Information was also passed regularly to Canberra from the Australian embassy in what was described as “the methodical slaughter of PKI [Indonesian Communist Party] prisoners”. This was presumably the basis for a remark in July 1966 by the Australian prime minister, Harold Holt, who when asked about events in Indonesia commented that “with 500,000 to a million communist sympathisers knocked off … I think it is safe to assume a reorientation [in Indonesia] has taken place”.

The mass killings were also described in a number of media reports, although these did not always receive prominence when published. Examples include a vivid report in Melbourne’s Age in January 1966 by journalist Robert Macklin, who described what he and his wife had witnessed in Bali: “We saw four villages where every adult male had been killed … We saw mass graves in each of which up to 10 Communist men and women had been packed after being stabbed to death”.

In seeking to explain the widespread indifference to the human suffering in Indonesia, academic studies of this period place these events within the broader international context of cold war, heightened in Asia at the time by the war in Vietnam. Gabriel Kolko has observed that “Indonesia by late 1965 presented US strategy in Southeast Asia with a danger at least as great as Vietnam” because of the logic of the “domino theory” which saw communism as a threat to be opposed, even when as in Indonesia it took a peaceful form.

Thus, “the events of September 30 created a small challenge but also an enormous opportunity to resolve America’s dilemmas by directing the military’s wrath against the Communists” … The Indonesian army … saw the opportunity for a bargain, asking “how much is it worth to the US for the PKI to be ‘smashed’?”

 Both [the UK and Australia] shared the US aim of seeking to bring about the overthrow of president Sukarno … in extending their propaganda operations to legitimise the false propaganda of the Indonesian army after 30 September (and in the UK’s willingness not to take military advantage of the situation), both governments evidently hoped that this would assist the army to eliminate the PKI as well as remove Sukarno.
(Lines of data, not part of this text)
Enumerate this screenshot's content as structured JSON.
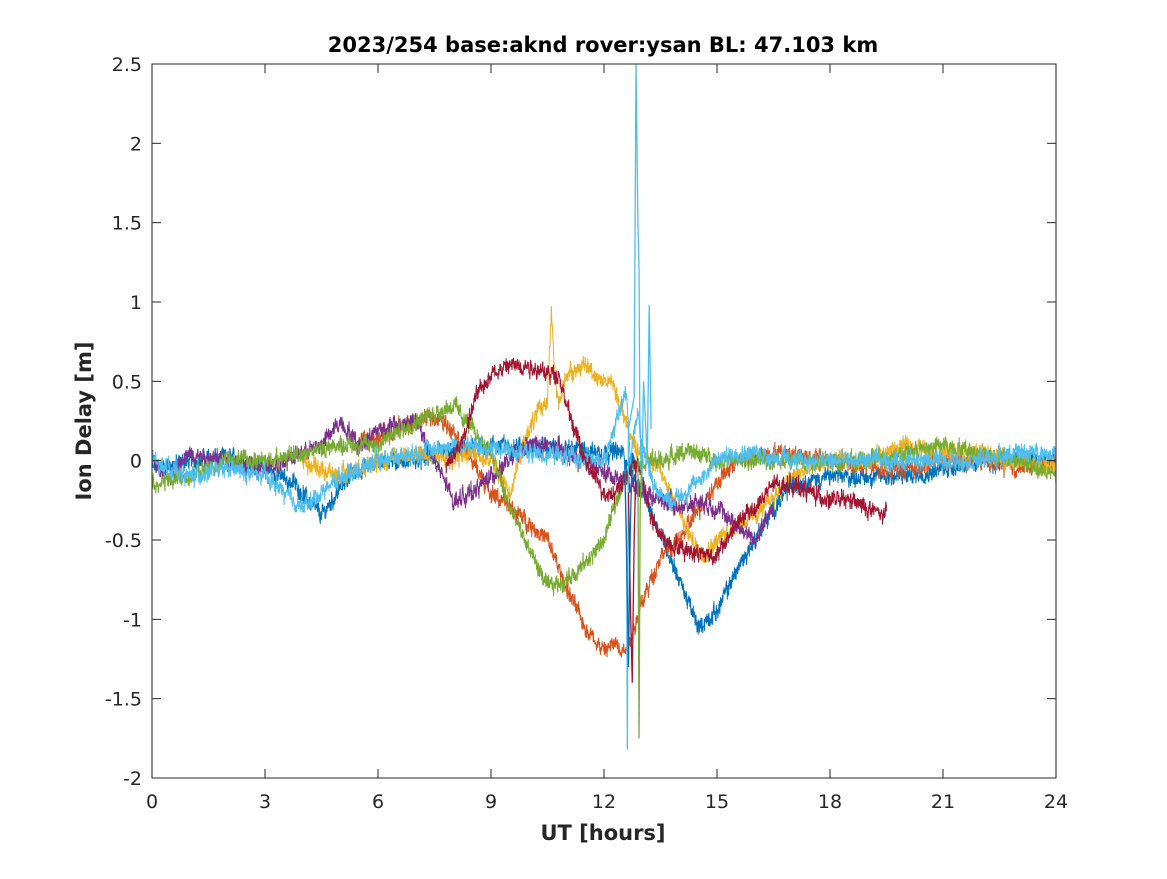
{
  "chart_data": {
    "type": "line",
    "title": "2023/254 base:aknd rover:ysan BL: 47.103 km",
    "xlabel": "UT [hours]",
    "ylabel": "Ion Delay [m]",
    "xlim": [
      0,
      24
    ],
    "ylim": [
      -2,
      2.5
    ],
    "x_ticks": [
      0,
      3,
      6,
      9,
      12,
      15,
      18,
      21,
      24
    ],
    "x_tick_labels": [
      "0",
      "3",
      "6",
      "9",
      "12",
      "15",
      "18",
      "21",
      "24"
    ],
    "y_ticks": [
      -2,
      -1.5,
      -1,
      -0.5,
      0,
      0.5,
      1,
      1.5,
      2,
      2.5
    ],
    "y_tick_labels": [
      "-2",
      "-1.5",
      "-1",
      "-0.5",
      "0",
      "0.5",
      "1",
      "1.5",
      "2",
      "2.5"
    ],
    "grid": false,
    "legend": "none",
    "series": [
      {
        "color": "#0072BD",
        "noise": 0.045,
        "x": [
          0.0,
          1.0,
          2.0,
          3.0,
          3.8,
          4.5,
          5.2,
          6.0,
          7.0,
          8.0,
          9.0,
          12.5,
          13.0,
          13.5,
          14.0,
          14.5,
          15.0,
          15.5,
          16.0,
          16.5,
          17.0,
          18.0,
          19.0,
          20.0,
          21.0,
          22.0,
          23.0,
          24.0
        ],
        "y": [
          -0.05,
          0.0,
          0.02,
          -0.05,
          -0.15,
          -0.35,
          -0.1,
          0.0,
          0.0,
          0.05,
          0.1,
          0.05,
          -0.2,
          -0.45,
          -0.75,
          -1.05,
          -0.95,
          -0.7,
          -0.5,
          -0.3,
          -0.15,
          -0.1,
          -0.1,
          -0.1,
          -0.05,
          0.0,
          0.0,
          0.0
        ]
      },
      {
        "color": "#D95319",
        "noise": 0.045,
        "x": [
          5.5,
          6.5,
          7.5,
          8.0,
          8.5,
          9.0,
          9.8,
          10.5,
          11.0,
          11.5,
          12.0,
          12.3,
          12.6,
          13.0,
          13.5,
          14.0,
          14.8,
          15.5,
          16.5,
          17.0,
          18.0,
          19.0,
          20.0,
          21.0,
          22.0,
          23.0,
          24.0
        ],
        "y": [
          0.1,
          0.2,
          0.28,
          0.2,
          0.0,
          -0.2,
          -0.35,
          -0.5,
          -0.8,
          -1.05,
          -1.2,
          -1.15,
          -1.2,
          -0.9,
          -0.6,
          -0.5,
          -0.2,
          0.0,
          0.05,
          0.05,
          0.0,
          -0.05,
          -0.05,
          0.0,
          0.0,
          -0.05,
          0.0
        ]
      },
      {
        "color": "#EDB120",
        "noise": 0.045,
        "x": [
          4.0,
          5.0,
          6.0,
          7.0,
          8.0,
          8.5,
          9.0,
          9.5,
          10.0,
          10.5,
          10.6,
          10.7,
          10.8,
          11.0,
          11.5,
          12.0,
          12.2,
          12.8,
          13.3,
          13.8,
          14.2,
          14.6,
          15.0,
          15.5,
          16.0,
          17.0,
          18.0,
          19.0,
          20.0,
          21.0,
          22.0,
          23.0,
          24.0
        ],
        "y": [
          0.0,
          -0.1,
          0.0,
          0.05,
          0.0,
          0.05,
          0.0,
          -0.2,
          0.2,
          0.4,
          0.95,
          0.5,
          0.35,
          0.55,
          0.6,
          0.5,
          0.5,
          0.1,
          0.0,
          -0.2,
          -0.45,
          -0.6,
          -0.5,
          -0.4,
          -0.35,
          -0.1,
          0.0,
          0.0,
          0.1,
          0.05,
          0.05,
          0.0,
          -0.05
        ]
      },
      {
        "color": "#7E2F8E",
        "noise": 0.045,
        "x": [
          0.0,
          0.5,
          1.0,
          2.0,
          3.0,
          4.0,
          4.5,
          5.0,
          5.5,
          6.0,
          7.0,
          7.5,
          8.0,
          8.5,
          9.0,
          9.5,
          10.0,
          10.5,
          14.0,
          14.5,
          15.0,
          16.0,
          16.5
        ],
        "y": [
          0.0,
          -0.1,
          0.05,
          0.0,
          -0.05,
          0.05,
          0.1,
          0.25,
          0.1,
          0.2,
          0.25,
          0.0,
          -0.25,
          -0.2,
          -0.1,
          0.0,
          0.1,
          0.1,
          -0.3,
          -0.25,
          -0.3,
          -0.5,
          -0.3
        ]
      },
      {
        "color": "#77AC30",
        "noise": 0.045,
        "x": [
          0.0,
          1.0,
          2.0,
          3.0,
          4.0,
          5.0,
          6.0,
          7.0,
          8.0,
          8.5,
          9.0,
          9.5,
          10.0,
          10.5,
          11.0,
          11.5,
          12.0,
          12.4,
          12.8,
          13.2,
          13.6,
          14.0,
          14.5,
          15.0,
          17.0,
          19.0,
          20.0,
          21.0,
          22.0,
          23.0,
          24.0
        ],
        "y": [
          -0.15,
          -0.1,
          0.0,
          0.0,
          0.05,
          0.1,
          0.1,
          0.25,
          0.35,
          0.2,
          0.05,
          -0.3,
          -0.55,
          -0.8,
          -0.75,
          -0.65,
          -0.5,
          -0.2,
          0.0,
          0.0,
          0.0,
          0.05,
          0.05,
          0.0,
          0.0,
          0.0,
          0.05,
          0.1,
          0.05,
          0.0,
          -0.1
        ]
      },
      {
        "color": "#4DBEEE",
        "noise": 0.045,
        "x": [
          0.0,
          1.0,
          2.0,
          3.0,
          3.5,
          4.0,
          4.5,
          5.0,
          6.0,
          7.0,
          8.0,
          12.0,
          12.4,
          12.6,
          12.7,
          12.8,
          12.9,
          13.0,
          13.4,
          13.8,
          14.2,
          14.6,
          15.0,
          15.5,
          16.0,
          17.0,
          18.0,
          19.0,
          20.0,
          21.0,
          22.0,
          23.0,
          24.0
        ],
        "y": [
          0.0,
          -0.1,
          -0.05,
          -0.1,
          -0.2,
          -0.3,
          -0.2,
          -0.1,
          0.0,
          0.05,
          0.1,
          0.0,
          0.3,
          0.45,
          0.0,
          0.2,
          0.3,
          0.1,
          -0.2,
          -0.25,
          -0.2,
          -0.1,
          0.0,
          0.05,
          0.05,
          0.0,
          0.0,
          0.0,
          0.0,
          0.0,
          0.0,
          0.05,
          0.05
        ]
      },
      {
        "color": "#A2142F",
        "noise": 0.045,
        "x": [
          7.8,
          8.2,
          8.6,
          9.0,
          9.5,
          10.0,
          10.5,
          10.8,
          11.0,
          11.5,
          12.0,
          12.3,
          12.6,
          12.8,
          13.0,
          13.3,
          13.6,
          14.0,
          15.0,
          15.5,
          16.0,
          16.5,
          17.0,
          17.5,
          18.0,
          18.5,
          19.0,
          19.5
        ],
        "y": [
          -0.05,
          0.1,
          0.4,
          0.55,
          0.6,
          0.6,
          0.55,
          0.55,
          0.35,
          0.0,
          -0.2,
          -0.2,
          -0.1,
          0.0,
          -0.1,
          -0.4,
          -0.5,
          -0.55,
          -0.6,
          -0.4,
          -0.3,
          -0.15,
          -0.15,
          -0.2,
          -0.25,
          -0.25,
          -0.3,
          -0.35
        ]
      }
    ],
    "spikes": [
      {
        "color": "#4DBEEE",
        "x": [
          12.55,
          12.6,
          12.62,
          12.65,
          12.8,
          12.85,
          12.9,
          12.93,
          12.95,
          13.0,
          13.05,
          13.15,
          13.2,
          13.25
        ],
        "y": [
          0.0,
          -0.5,
          -1.82,
          0.2,
          0.4,
          2.5,
          1.5,
          1.2,
          0.3,
          -0.2,
          0.5,
          0.0,
          0.98,
          0.2
        ]
      },
      {
        "color": "#77AC30",
        "x": [
          12.9,
          12.93,
          12.96,
          13.0
        ],
        "y": [
          0.0,
          -1.75,
          -0.3,
          0.0
        ]
      },
      {
        "color": "#0072BD",
        "x": [
          12.55,
          12.6,
          12.65,
          12.7,
          12.75,
          12.8
        ],
        "y": [
          0.0,
          -0.6,
          -1.3,
          -0.4,
          0.05,
          0.0
        ]
      },
      {
        "color": "#A2142F",
        "x": [
          12.65,
          12.7,
          12.75,
          12.8,
          12.85
        ],
        "y": [
          -0.2,
          -0.9,
          -1.4,
          -0.5,
          0.0
        ]
      }
    ]
  }
}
They continued with this policy even after it had become abundantly clear that killings were taking place on a mass and indiscriminate basis. On balance, this appears to justify the charge of complicity.
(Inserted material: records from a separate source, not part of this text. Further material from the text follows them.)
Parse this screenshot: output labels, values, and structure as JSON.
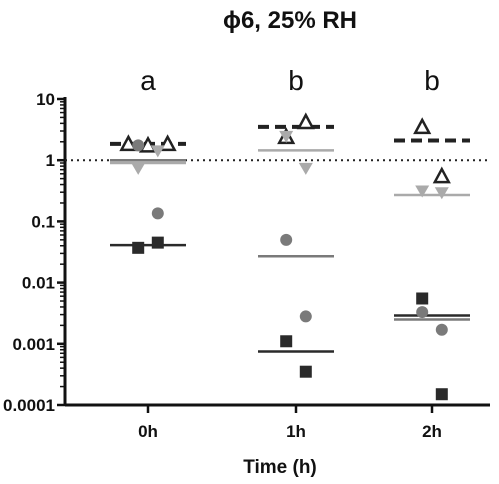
{
  "chart_data": {
    "type": "scatter",
    "title": "ϕ6, 25% RH",
    "xlabel": "Time (h)",
    "ylabel": "",
    "categories": [
      "0h",
      "1h",
      "2h"
    ],
    "y_scale": "log",
    "ylim": [
      0.0001,
      10
    ],
    "y_ticks": [
      {
        "value": 10,
        "label": "10"
      },
      {
        "value": 1,
        "label": "1"
      },
      {
        "value": 0.1,
        "label": "0.1"
      },
      {
        "value": 0.01,
        "label": "0.01"
      },
      {
        "value": 0.001,
        "label": "0.001"
      },
      {
        "value": 0.0001,
        "label": "0.0001"
      }
    ],
    "reference_line": {
      "y": 1,
      "style": "dotted"
    },
    "group_letters": [
      "a",
      "b",
      "b"
    ],
    "grid": false,
    "series": [
      {
        "marker": "triangle-up-open",
        "color": "#222222",
        "mean_line": "dashed",
        "points": [
          [
            0,
            1.85
          ],
          [
            0,
            1.75
          ],
          [
            0,
            1.85
          ],
          [
            1,
            2.4
          ],
          [
            1,
            4.2
          ],
          [
            2,
            3.5
          ],
          [
            2,
            0.55
          ]
        ],
        "means": [
          1.85,
          3.5,
          2.1
        ]
      },
      {
        "marker": "triangle-down",
        "color": "#aaaaaa",
        "mean_line": "solid",
        "points": [
          [
            0,
            0.75
          ],
          [
            0,
            1.45
          ],
          [
            1,
            2.5
          ],
          [
            1,
            0.75
          ],
          [
            2,
            0.32
          ],
          [
            2,
            0.3
          ]
        ],
        "means": [
          0.9,
          1.45,
          0.27
        ]
      },
      {
        "marker": "circle",
        "color": "#7a7a7a",
        "mean_line": "solid",
        "points": [
          [
            0,
            1.75
          ],
          [
            0,
            0.135
          ],
          [
            1,
            0.05
          ],
          [
            1,
            0.0028
          ],
          [
            2,
            0.0033
          ],
          [
            2,
            0.0017
          ]
        ],
        "means": [
          1.0,
          0.027,
          0.0025
        ]
      },
      {
        "marker": "square",
        "color": "#2a2a2a",
        "mean_line": "solid",
        "points": [
          [
            0,
            0.037
          ],
          [
            0,
            0.045
          ],
          [
            1,
            0.0011
          ],
          [
            1,
            0.00035
          ],
          [
            2,
            0.0055
          ],
          [
            2,
            0.00015
          ]
        ],
        "means": [
          0.041,
          0.00075,
          0.0029
        ]
      }
    ]
  }
}
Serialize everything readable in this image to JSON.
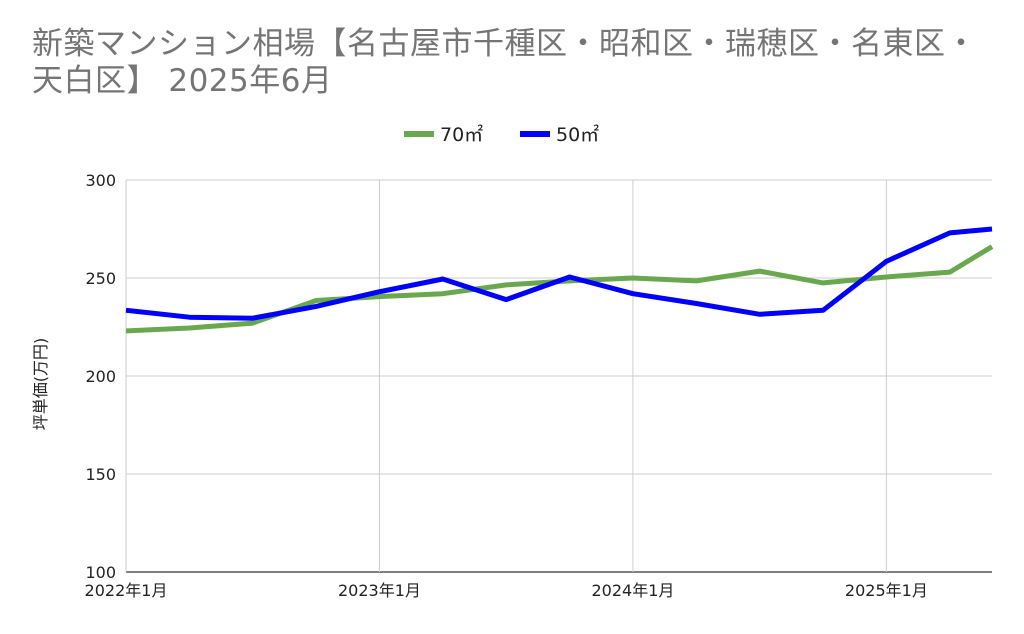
{
  "chart_data": {
    "type": "line",
    "title": "新築マンション相場【名古屋市千種区・昭和区・瑞穂区・名東区・天白区】 2025年6月",
    "xlabel": "",
    "ylabel": "坪単価(万円)",
    "ylim": [
      100,
      300
    ],
    "yticks": [
      "100",
      "150",
      "200",
      "250",
      "300"
    ],
    "xticks": [
      "2022年1月",
      "2023年1月",
      "2024年1月",
      "2025年1月"
    ],
    "x": [
      "2022-01",
      "2022-04",
      "2022-07",
      "2022-10",
      "2023-01",
      "2023-04",
      "2023-07",
      "2023-10",
      "2024-01",
      "2024-04",
      "2024-07",
      "2024-10",
      "2025-01",
      "2025-04",
      "2025-06"
    ],
    "legend_position": "top-center",
    "grid": true,
    "series": [
      {
        "name": "70㎡",
        "color": "#6aa84f",
        "values": [
          223,
          224.5,
          227,
          238.5,
          240.5,
          242,
          246.5,
          248.5,
          250,
          248.5,
          253.5,
          247.5,
          250.5,
          253,
          266
        ]
      },
      {
        "name": "50㎡",
        "color": "#0000ff",
        "values": [
          233.5,
          230,
          229.5,
          235.5,
          243,
          249.5,
          239,
          250.5,
          242,
          237,
          231.5,
          233.5,
          258.5,
          273,
          275
        ]
      }
    ]
  }
}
The claim that the events in Indonesia were too obscure or confusing to be understood at the time has no merit. The countries referred to above were fully aware of what was taking place through their diplomatic reports, from contacts in the field and accounts in Western media.

Nor were the mass killings a secret to the international community in general, even if they were only reported intermittently. Yet there is no record that any of the governments considered above made the slightest attempt to urge restraint upon the Indonesian government or army.